Most of the time, the first thought is impossible!!! Then I used the simple code to look at it, but did not find any problem ah. So began Baidu, have to say that Baidu really has a lot of useful things, and soon found the user to share the match between the characters of the content, to change the Chinese characters to Unicode encoding form to match ... The following is the modified code

if (preg_match("/(\X{7B2C}) (\s*) ([\x{4e00}\x{4e8c}\x{4e09}\x{56db}\x{4e94}\x{516d}\x{4e03}\x{516b}\x{ 4e5d}\x{5341}\x{767e}\x{5343}0-9]+) (\s*) ([\x{7ae0}\x{8282}]+)/U ",$hangdata,$matches)) {} 

I think it should be no problem this time ~ is happy to refresh the page ... How come I didn't come out with something. Is the Netizen's contribution wrong? So careful examination of the side but still did not find out what the problem, so online to find a PHP online Chinese manual To see, the original use Preg_match match Chinese requirements are matched content is UTF-8 encoding. and read from the TXT is generally GBK encoded

And then added a line of character conversion code

$hangdata=mb_convert_encoding ($hangdata, "UTF-8", "GBK");

Now a run ~ok is complete.

However, when scrolling the page, it was found that the same chapter name was matched two or more times. This error is very serious Ah, before the author wrote a chapter of the content, with this one point into a lot of chapters.
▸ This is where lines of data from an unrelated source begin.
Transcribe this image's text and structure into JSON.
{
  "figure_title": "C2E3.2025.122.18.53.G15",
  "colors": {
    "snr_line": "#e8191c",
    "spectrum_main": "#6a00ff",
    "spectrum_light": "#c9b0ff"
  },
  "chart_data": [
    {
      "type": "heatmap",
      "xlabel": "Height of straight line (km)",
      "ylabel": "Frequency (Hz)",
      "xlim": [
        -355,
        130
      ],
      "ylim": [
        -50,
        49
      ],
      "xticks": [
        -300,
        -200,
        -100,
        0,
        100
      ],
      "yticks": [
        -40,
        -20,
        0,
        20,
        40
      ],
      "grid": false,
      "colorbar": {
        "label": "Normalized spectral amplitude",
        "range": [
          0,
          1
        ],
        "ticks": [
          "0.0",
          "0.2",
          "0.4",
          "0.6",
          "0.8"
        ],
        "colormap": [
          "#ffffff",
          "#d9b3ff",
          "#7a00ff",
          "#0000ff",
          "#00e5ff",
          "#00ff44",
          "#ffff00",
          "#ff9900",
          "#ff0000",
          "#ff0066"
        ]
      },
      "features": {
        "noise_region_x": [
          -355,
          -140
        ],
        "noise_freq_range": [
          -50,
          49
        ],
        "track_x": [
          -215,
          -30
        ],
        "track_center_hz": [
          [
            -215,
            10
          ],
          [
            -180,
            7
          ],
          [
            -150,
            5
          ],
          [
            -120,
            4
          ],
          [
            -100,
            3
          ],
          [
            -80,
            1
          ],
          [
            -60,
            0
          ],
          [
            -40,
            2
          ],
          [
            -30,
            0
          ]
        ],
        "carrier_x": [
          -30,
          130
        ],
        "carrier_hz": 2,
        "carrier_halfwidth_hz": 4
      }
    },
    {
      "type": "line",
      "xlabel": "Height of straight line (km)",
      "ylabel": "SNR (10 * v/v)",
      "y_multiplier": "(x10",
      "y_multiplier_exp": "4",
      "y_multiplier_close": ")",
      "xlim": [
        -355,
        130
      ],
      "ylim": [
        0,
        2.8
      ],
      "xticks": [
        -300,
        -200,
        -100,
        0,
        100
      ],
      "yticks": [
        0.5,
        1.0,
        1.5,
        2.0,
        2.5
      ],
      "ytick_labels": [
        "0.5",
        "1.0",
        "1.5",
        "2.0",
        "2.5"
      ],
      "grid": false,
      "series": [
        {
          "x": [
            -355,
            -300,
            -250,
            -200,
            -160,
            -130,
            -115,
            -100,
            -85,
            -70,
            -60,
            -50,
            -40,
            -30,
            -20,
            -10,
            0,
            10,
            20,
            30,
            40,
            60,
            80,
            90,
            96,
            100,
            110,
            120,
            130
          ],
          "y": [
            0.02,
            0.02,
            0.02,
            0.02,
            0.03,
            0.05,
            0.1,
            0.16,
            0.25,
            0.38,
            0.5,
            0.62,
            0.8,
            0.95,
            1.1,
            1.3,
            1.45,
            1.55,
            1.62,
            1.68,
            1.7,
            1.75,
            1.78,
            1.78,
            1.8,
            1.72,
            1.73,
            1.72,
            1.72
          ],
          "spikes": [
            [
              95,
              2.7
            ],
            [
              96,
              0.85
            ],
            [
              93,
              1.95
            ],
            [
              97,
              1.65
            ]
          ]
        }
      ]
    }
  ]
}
So just match the chapter name in each chapter and compare it to the chapter name he recently read, and see if it's the same.

So, at the very beginning, we defined an empty string variable.

Each time the loop is compared with the current chapter name if the same, the current chapter name is no longer recorded, if not the same as the record and assign the chapter name to the variable.

Although there is still a bit of unsatisfactory, but the main function has been achieved basically

Talk about the harvest in a PHP program that divides txt by chapter

Related Article

Contact Us

The content source of this page is from Internet, which doesn't represent Alibaba Cloud's opinion; products and services mentioned on that page don't have any relationship with Alibaba Cloud. If the content of the page makes you feel confusing, please write us an email, we will handle the problem within 5 days after receiving your email.

If you find any instances of plagiarism from the community, please send an email to: info-contact@alibabacloud.com and provide relevant evidence. A staff member will contact you within 5 working days.

A Free Trial That Lets You Build Big!

Start building with 50+ products and up to 12 months usage for Elastic Compute Service

  • Sales Support

    1 on 1 presale consultation

  • After-Sales Support

    24/7 Technical Support 6 Free Tickets per Quarter Faster Response

  • Alibaba Cloud offers highly flexible support services tailored to meet your exact needs.